Additionally, there is a significant change in the oral bacterial environment (the oral biomone) of the mouth. So in addition to the adverse role that sugars play in the acceleration of tooth decay, we now see objective changes in the mouth’s bacterial environment in combination with decreases in the normal mucosal defense barriers.
Most of these studies were published in the radiation therapy literature that we rarely read. Consequently, we will have to do our homework to understand how to repair the normal flora, decrease dental decay and increase the regrowth of “taste buds.”
We will also have to expand our understanding of the diurnal variations that lead to decreases in saliva production (as well as ocular tearing) at night, and to recognize the adverse effects of many other common medications (e.g., those for blood pressure, sleep) on these diurnal rhythms.
Many of these simple clinical hints are already known to radiation therapists and dental hygienists, but the limited time allocated at the rheumatology visit simply does not permit such patient education. This is a job for which Internet education and the multitude of SS-related patient support YouTube videos may play a significant role.
Diagnosis & Classification
Our sickest patients often are not seen in a rheumatology clinic or are mislabeled as SLE or RA. One trick question for rheumatologists is: “Does a positive SS-A antibody fulfill the criteria for SLE?” The majority will incorrectly answer “yes.”
When you expand the group to hematologists and then to orthopedic surgeons (a predominance of the world’s patients are cared for by “non-operative” orthopedists), the results become pretty close to random answers.
Systemic manifestations are diverse and may be misclassified as either RA or SLE.
In terms of systemic manifestations, our SS patients have a wide spectrum of them. The most common differential is between SLE, RA and scleroderma (and there also is often a great deal of overlap).
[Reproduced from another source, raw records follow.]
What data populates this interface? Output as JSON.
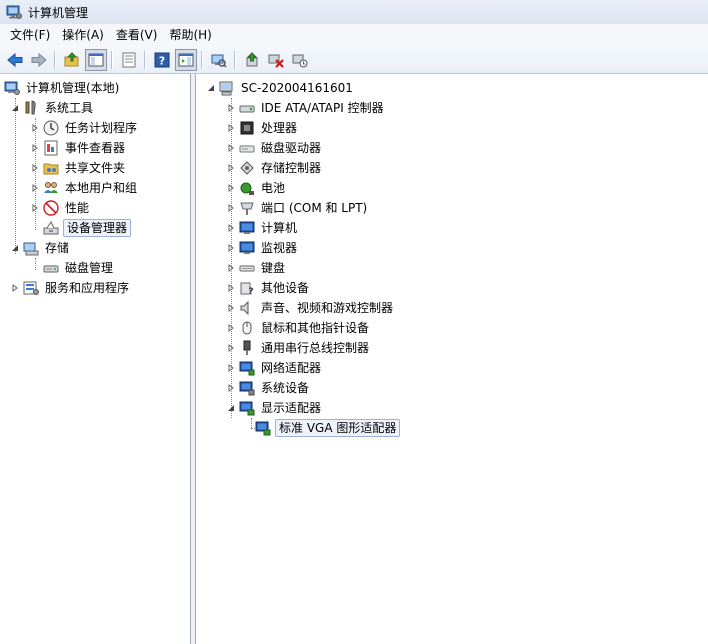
{
  "window": {
    "title": "计算机管理"
  },
  "menu": [
    "文件(F)",
    "操作(A)",
    "查看(V)",
    "帮助(H)"
  ],
  "toolbar": {
    "buttons": [
      {
        "name": "back-icon"
      },
      {
        "name": "forward-icon"
      },
      {
        "name": "up-folder-icon"
      },
      {
        "name": "show-hide-tree-icon"
      },
      {
        "name": "properties-icon"
      },
      {
        "name": "help-icon"
      },
      {
        "name": "show-action-pane-icon"
      },
      {
        "name": "scan-hardware-icon"
      },
      {
        "name": "update-driver-icon"
      },
      {
        "name": "disable-device-icon"
      },
      {
        "name": "uninstall-device-icon"
      }
    ]
  },
  "left_tree": {
    "root": "计算机管理(本地)",
    "system_tools": "系统工具",
    "task_scheduler": "任务计划程序",
    "event_viewer": "事件查看器",
    "shared_folders": "共享文件夹",
    "local_users": "本地用户和组",
    "performance": "性能",
    "device_manager": "设备管理器",
    "storage": "存储",
    "disk_management": "磁盘管理",
    "services_apps": "服务和应用程序"
  },
  "right_tree": {
    "computer": "SC-202004161601",
    "categories": [
      "IDE ATA/ATAPI 控制器",
      "处理器",
      "磁盘驱动器",
      "存储控制器",
      "电池",
      "端口 (COM 和 LPT)",
      "计算机",
      "监视器",
      "键盘",
      "其他设备",
      "声音、视频和游戏控制器",
      "鼠标和其他指针设备",
      "通用串行总线控制器",
      "网络适配器",
      "系统设备",
      "显示适配器"
    ],
    "display_child": "标准 VGA 图形适配器"
  },
  "colors": {
    "accent": "#2a62b5",
    "selection_border": "#9ab3d5"
  }
}
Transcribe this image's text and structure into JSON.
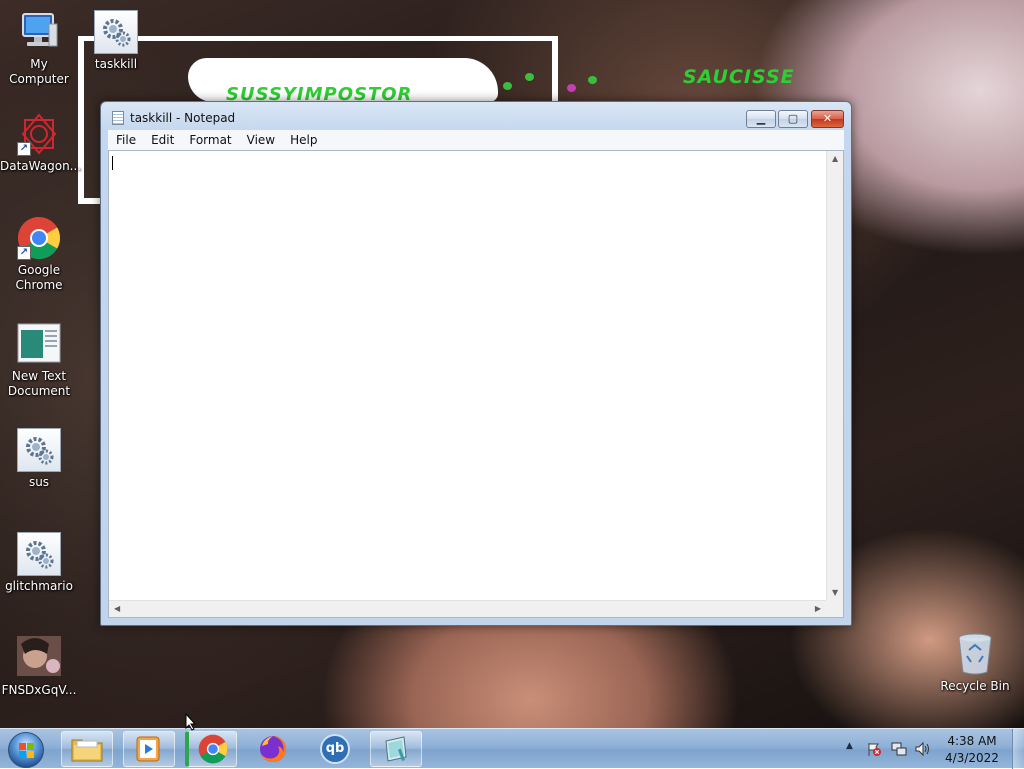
{
  "wallpaper": {
    "text_top": "SUSSYIMPOSTOR",
    "text_right": "SAUCISSE"
  },
  "desktop_icons": [
    {
      "label": "My Computer",
      "icon": "computer-icon"
    },
    {
      "label": "taskkill",
      "icon": "batch-file-icon"
    },
    {
      "label": "DataWagon...",
      "icon": "datawagon-icon"
    },
    {
      "label": "Google Chrome",
      "icon": "chrome-icon"
    },
    {
      "label": "New Text Document",
      "icon": "text-document-icon"
    },
    {
      "label": "sus",
      "icon": "batch-file-icon"
    },
    {
      "label": "glitchmario",
      "icon": "batch-file-icon"
    },
    {
      "label": "FNSDxGqV...",
      "icon": "image-thumbnail-icon"
    },
    {
      "label": "Recycle Bin",
      "icon": "recycle-bin-icon"
    }
  ],
  "notepad": {
    "title": "taskkill - Notepad",
    "menu": [
      "File",
      "Edit",
      "Format",
      "View",
      "Help"
    ],
    "content": ""
  },
  "taskbar": {
    "pinned": [
      {
        "name": "explorer",
        "icon": "folder-icon"
      },
      {
        "name": "media-player",
        "icon": "media-player-icon"
      },
      {
        "name": "chrome",
        "icon": "chrome-icon"
      },
      {
        "name": "firefox",
        "icon": "firefox-icon"
      },
      {
        "name": "qbittorrent",
        "icon": "qbittorrent-icon",
        "text": "qb"
      },
      {
        "name": "notepad",
        "icon": "notepad-icon"
      }
    ],
    "clock": {
      "time": "4:38 AM",
      "date": "4/3/2022"
    }
  }
}
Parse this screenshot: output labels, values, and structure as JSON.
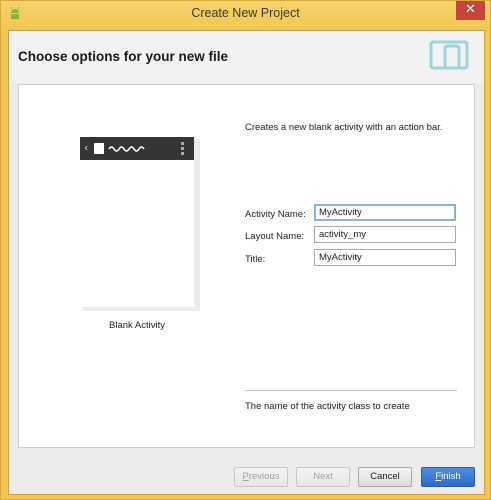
{
  "window": {
    "title": "Create New Project",
    "close_glyph": "✕",
    "app_icon": "android-icon"
  },
  "header": {
    "title": "Choose options for your new file",
    "graphic_icon": "device-icon"
  },
  "preview": {
    "back_glyph": "‹",
    "label": "Blank Activity"
  },
  "form": {
    "description": "Creates a new blank activity with an action bar.",
    "fields": [
      {
        "label": "Activity Name:",
        "value": "MyActivity"
      },
      {
        "label": "Layout Name:",
        "value": "activity_my"
      },
      {
        "label": "Title:",
        "value": "MyActivity"
      }
    ],
    "help_text": "The name of the activity class to create"
  },
  "buttons": {
    "previous": {
      "first": "P",
      "rest": "revious"
    },
    "next": "Next",
    "cancel": "Cancel",
    "finish": {
      "first": "F",
      "rest": "inish"
    }
  },
  "colors": {
    "title_bar": "#f3cc5f",
    "close_button": "#c7463a",
    "primary_button": "#2a6bcc"
  }
}
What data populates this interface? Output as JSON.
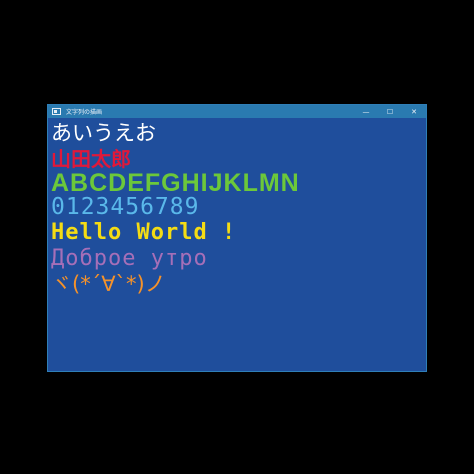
{
  "window": {
    "title": "文字列の描画",
    "controls": {
      "minimize": "—",
      "maximize": "☐",
      "close": "✕"
    }
  },
  "lines": [
    {
      "text": "あいうえお",
      "color": "#ffffff"
    },
    {
      "text": "山田太郎",
      "color": "#e0183a"
    },
    {
      "text": "ABCDEFGHIJKLMN",
      "color": "#6cc83a"
    },
    {
      "text": "0123456789",
      "color": "#5ab8ea"
    },
    {
      "text": "Hello World !",
      "color": "#f4dc14"
    },
    {
      "text": "Доброе утро",
      "color": "#a66fb8"
    },
    {
      "text": "ヾ(*´∀`*)ノ",
      "color": "#f5922a"
    }
  ],
  "colors": {
    "background": "#000000",
    "client_area": "#1f4e9c",
    "titlebar": "#2a7ab0"
  }
}
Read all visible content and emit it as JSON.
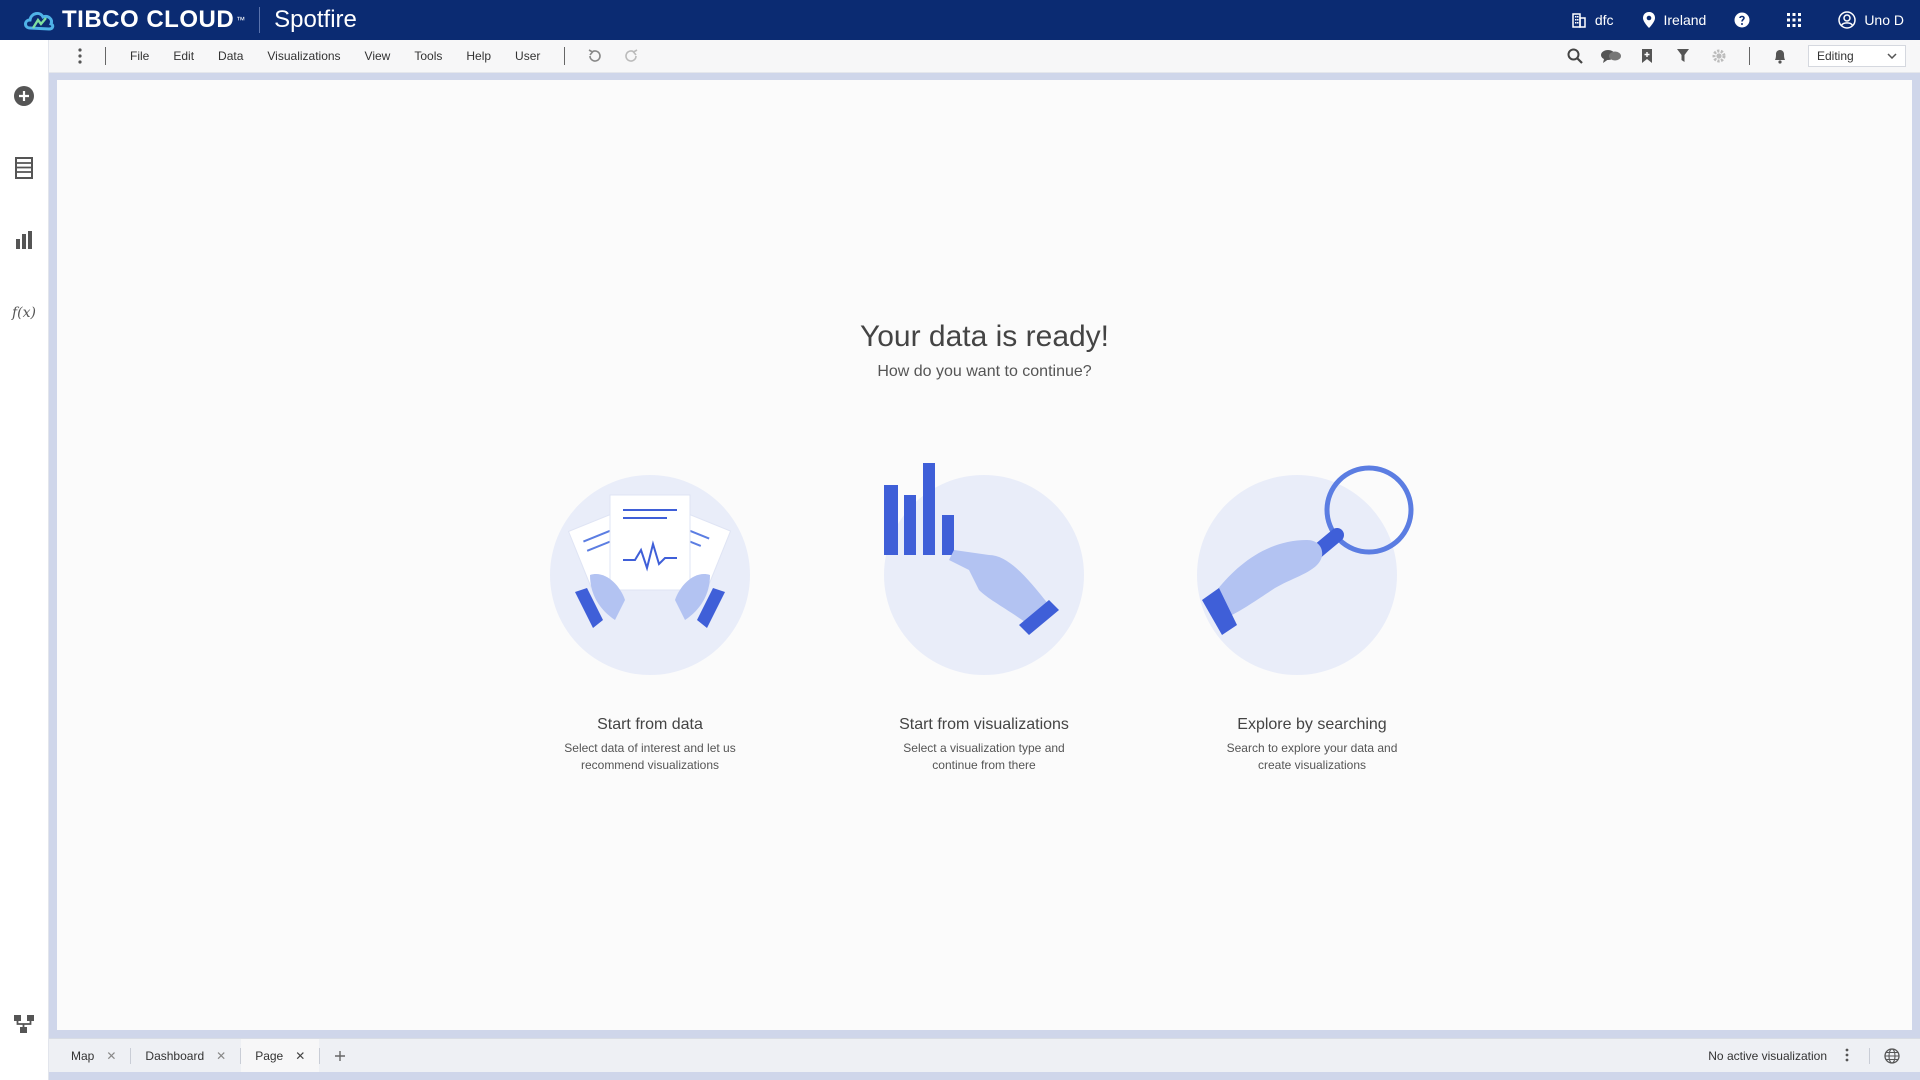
{
  "topbar": {
    "brand": "TIBCO CLOUD",
    "trademark": "™",
    "product": "Spotfire",
    "org": "dfc",
    "region": "Ireland",
    "user": "Uno D"
  },
  "menu": {
    "items": [
      "File",
      "Edit",
      "Data",
      "Visualizations",
      "View",
      "Tools",
      "Help",
      "User"
    ]
  },
  "toolbar": {
    "mode": "Editing"
  },
  "welcome": {
    "title": "Your data is ready!",
    "subtitle": "How do you want to continue?",
    "options": [
      {
        "title": "Start from data",
        "desc_line1": "Select data of interest and let us",
        "desc_line2": "recommend visualizations"
      },
      {
        "title": "Start from visualizations",
        "desc_line1": "Select a visualization type and",
        "desc_line2": "continue from there"
      },
      {
        "title": "Explore by searching",
        "desc_line1": "Search to explore your data and",
        "desc_line2": "create visualizations"
      }
    ]
  },
  "tabs": [
    {
      "label": "Map"
    },
    {
      "label": "Dashboard"
    },
    {
      "label": "Page"
    }
  ],
  "status": {
    "text": "No active visualization"
  },
  "colors": {
    "topbar": "#0b2b72",
    "accent": "#3f5fd8",
    "illustration_bg": "#e9edf9"
  }
}
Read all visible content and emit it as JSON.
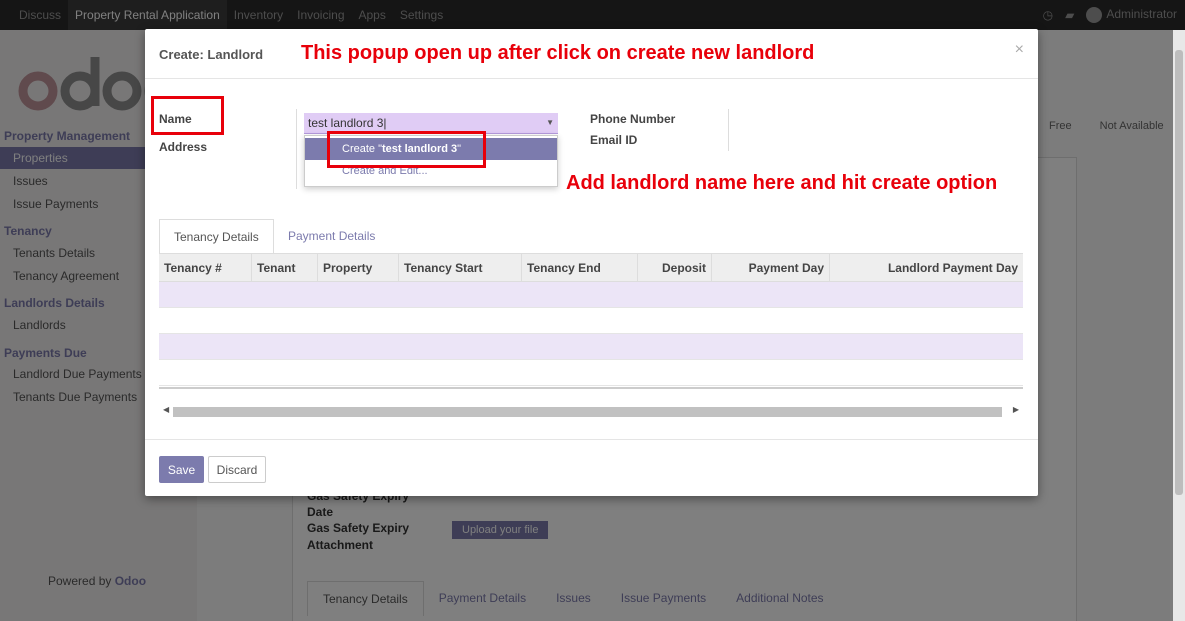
{
  "topbar": {
    "menu": [
      "Discuss",
      "Property Rental Application",
      "Inventory",
      "Invoicing",
      "Apps",
      "Settings"
    ],
    "active_index": 1,
    "user": "Administrator"
  },
  "sidebar": {
    "logo": "odoo",
    "sections": [
      {
        "title": "Property Management",
        "items": [
          "Properties",
          "Issues",
          "Issue Payments"
        ]
      },
      {
        "title": "Tenancy",
        "items": [
          "Tenants Details",
          "Tenancy Agreement"
        ]
      },
      {
        "title": "Landlords Details",
        "items": [
          "Landlords"
        ]
      },
      {
        "title": "Payments Due",
        "items": [
          "Landlord Due Payments",
          "Tenants Due Payments"
        ]
      }
    ],
    "powered_prefix": "Powered by",
    "powered_brand": "Odoo"
  },
  "background": {
    "status": [
      "Free",
      "Not Available"
    ],
    "labels": [
      "Gas Safety Expiry",
      "Date",
      "Gas Safety Expiry",
      "Attachment"
    ],
    "upload_label": "Upload your file",
    "tabs": [
      "Tenancy Details",
      "Payment Details",
      "Issues",
      "Issue Payments",
      "Additional Notes"
    ]
  },
  "modal": {
    "title": "Create: Landlord",
    "close": "×",
    "fields": {
      "name_label": "Name",
      "address_label": "Address",
      "phone_label": "Phone Number",
      "email_label": "Email ID",
      "name_value": "test landlord 3"
    },
    "dropdown": {
      "create_prefix": "Create \"",
      "create_value": "test landlord 3",
      "create_suffix": "\"",
      "create_edit": "Create and Edit..."
    },
    "tabs": [
      "Tenancy Details",
      "Payment Details"
    ],
    "table": {
      "columns": [
        "Tenancy #",
        "Tenant",
        "Property",
        "Tenancy Start",
        "Tenancy End",
        "Deposit",
        "Payment Day",
        "Landlord Payment Day"
      ]
    },
    "footer": {
      "save": "Save",
      "discard": "Discard"
    }
  },
  "annotations": {
    "popup_note": "This popup open up after click on create new landlord",
    "name_note": "Add landlord name here and hit create option",
    "color": "#e8000a"
  }
}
Given the considerable clinical and therapeutic overlap between SLE and SS, it’s useful to keep them as separate diagnostic concepts in order to maintain vigilance about the distinct ocular, oral and extraglandular manifestations pertaining to both. For example:
- I roughly think of SLE as an immune complex disorder and SS as an aggressive lymphocyte disorder.
- While the SLE patient has pleurisy, the SS patient has interstitial pneumonitis.
- While the SLE patient has glomerulonephritis, the SS patient has interstitial nephritis.
- The incidence of lymphoma, as well as parotid/submandibular swelling, is much higher in the SS patient.
When a patient has severe nephritis or pneumonitis or myelitis, no one really ever asks if they have dry mouth. The most important mistake made in the primary care clinic is that a “mandatory” ANA or RF is drawn as part of the work-up. When either comes back positive, the result will be labeled “consider SLE” (or “RA”) in the tiny footnote by the asterisk.